Senate Bill 825 includes uniform cybersecurity standards for election offices and creates a permanent vote-by-mail registry. The bill also mandates that high schools provide a one-page document of information for students 18 years and older about how to register to vote.

The new law also changes the date of next year’s primary election from March 15 to June 28.

Other changes in Senate Bill 825 include:

  • Permits counties to use American Community Survey (ACS) data, instead of census data, for reapportionment in 2021.
  • Extends the time period that county boards have to complete the reapportionment of county boards to December 31 (2021 only).
  • Permits candidates/officeholders to use campaign funds for child or dependent care if the care is reasonably necessary for public or political purposes.
  • Permits voters to apply to be put on a permanent vote-by-mail list; requires election authorities to notify all qualified voters of the option to be put on the permanent vote-by-mail list.
  • Requires the State Board of Elections to prepare legislation to establish a procedure to send vote-by-mail ballots electronically, and to enable voters with disabilities to independently and privately mark a ballot using assistive technology.

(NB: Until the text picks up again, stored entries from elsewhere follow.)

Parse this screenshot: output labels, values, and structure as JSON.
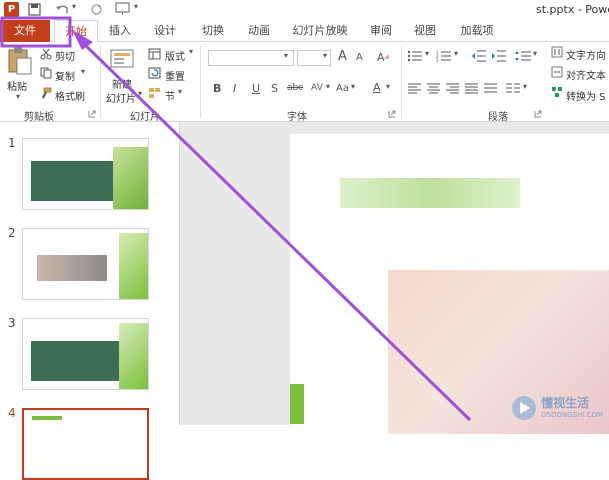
{
  "window": {
    "title": "st.pptx - Powe"
  },
  "tabs": [
    {
      "label": "文件"
    },
    {
      "label": "开始"
    },
    {
      "label": "插入"
    },
    {
      "label": "设计"
    },
    {
      "label": "切换"
    },
    {
      "label": "动画"
    },
    {
      "label": "幻灯片放映"
    },
    {
      "label": "审阅"
    },
    {
      "label": "视图"
    },
    {
      "label": "加载项"
    }
  ],
  "ribbon": {
    "clipboard": {
      "paste": "粘贴",
      "cut": "剪切",
      "copy": "复制",
      "format_painter": "格式刷",
      "group": "剪贴板"
    },
    "slides": {
      "new_slide_line1": "新建",
      "new_slide_line2": "幻灯片",
      "layout": "版式",
      "reset": "重置",
      "section": "节",
      "group": "幻灯片"
    },
    "font": {
      "group": "字体",
      "bold": "B",
      "italic": "I",
      "underline": "U",
      "shadow": "S",
      "strike": "abc",
      "spacing": "AV",
      "case": "Aa",
      "color": "A",
      "grow": "A",
      "shrink": "A"
    },
    "paragraph": {
      "group": "段落",
      "text_direction": "文字方向",
      "align_text": "对齐文本",
      "convert_smartart": "转换为 S"
    }
  },
  "slides": [
    {
      "number": "1"
    },
    {
      "number": "2"
    },
    {
      "number": "3"
    },
    {
      "number": "4"
    }
  ],
  "watermark": {
    "brand": "懂视生活",
    "domain": "DSDONGSHI.COM"
  },
  "colors": {
    "accent": "#c43e1c",
    "annotation": "#a050d8"
  }
}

The ACS data is currently the subject of a lawsuit filed earlier this month by Senate Republican Leader Dan McConchie and House Republican Leader Jim Durkin to challenge the use of ACS estimates in legislative maps. The lawsuit argues that the use of ACS estimates violates federal law, including well-established “one-person, one-vote” principles under the U.S. Constitution. More than 50 good government and community advocacy organizations and leaders have asked the General Assembly to wait for the release of official census counts, which are expected by Aug. 16. The use of ACS estimates will undercount minority, rural and growing communities and will result in a population disparity between districts that exceeds what federal law allows. Even the U.S. Census Bureau has said that ACS estimates are not appropriate for drawing legislative boundaries.

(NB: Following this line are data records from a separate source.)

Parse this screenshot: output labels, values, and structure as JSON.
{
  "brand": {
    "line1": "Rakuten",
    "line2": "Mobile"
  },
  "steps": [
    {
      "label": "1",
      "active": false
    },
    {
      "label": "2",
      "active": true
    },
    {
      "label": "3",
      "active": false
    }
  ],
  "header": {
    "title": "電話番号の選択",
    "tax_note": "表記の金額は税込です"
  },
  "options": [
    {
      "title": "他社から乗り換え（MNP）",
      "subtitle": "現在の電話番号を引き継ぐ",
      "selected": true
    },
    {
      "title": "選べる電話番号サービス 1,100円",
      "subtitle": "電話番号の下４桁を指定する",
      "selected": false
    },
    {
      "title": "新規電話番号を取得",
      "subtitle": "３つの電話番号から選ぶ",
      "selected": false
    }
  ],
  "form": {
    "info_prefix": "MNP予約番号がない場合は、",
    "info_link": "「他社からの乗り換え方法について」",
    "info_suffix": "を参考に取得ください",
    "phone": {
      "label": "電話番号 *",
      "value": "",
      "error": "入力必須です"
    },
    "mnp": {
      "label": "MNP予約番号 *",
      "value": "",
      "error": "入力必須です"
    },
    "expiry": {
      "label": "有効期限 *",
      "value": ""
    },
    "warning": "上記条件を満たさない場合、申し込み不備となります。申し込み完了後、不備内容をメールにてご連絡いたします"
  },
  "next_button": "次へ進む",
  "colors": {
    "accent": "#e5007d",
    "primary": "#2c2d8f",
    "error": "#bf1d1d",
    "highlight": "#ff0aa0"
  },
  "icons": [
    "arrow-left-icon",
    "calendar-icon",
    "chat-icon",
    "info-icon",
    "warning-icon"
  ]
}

More burdens on law-abiding gun owners

Illinois’ law-abiding gun owners may soon bear the brunt of burdensome restrictions passed by the General Assembly.

On June 15, the House of Representatives approved a “Fix the FOID” bill that would allow for individuals to voluntarily offer their fingerprints in exchange for a more automatic renewal of their FOID cards and CCL licenses. The bill had already passed the Senate on May 31, and now awaits action by the Governor.

Tracy says that House Bill 562 is simply a gateway bill to mandating fingerprints and just another effort by the majority to assault Illinoisans’ Second Amendment rights. Additionally, the legislation does nothing to fix a broken system and the ongoing backlog of FOID card issues, she added.

House Bill 562, as passed by both chambers, does the following:

  • Encourages but does not require fingerprinting. Those who agree to fingerprinting are granted a streamlined process for renewal of FOID cards and CCL licenses.
  • Requires person-to-person firearms transfers to be subject to NICS at a federal licensed firearms dealer or through online validation by Illinois State Police using NICS.
  • Requires seller to provide a record of a private transfer of a firearm to an FFL within 10 days of sale. Caps the fee that the FFL may charge at no more than $25. Requires FFLs to keep the record of transfer for 20 years. On the demand of a peace officer, transferees have to identify the FFL dealer maintaining the transfer record (penalty is a Class A misdemeanor).
  • Requires Illinois State Police to establish a public database of all firearms that have been reported stolen to be checked prior to the transfer of any firearm to prevent the inadvertent transfer of stolen firearms.
  • Tasks the Violent Crime Intelligence Task Force to conduct enforcement operations against those with revoked FOID Cards.

Tracy said the General Assembly should be looking at ways to better protect citizens’ Second Amendment rights, and pass legislation to repeal the FOID card.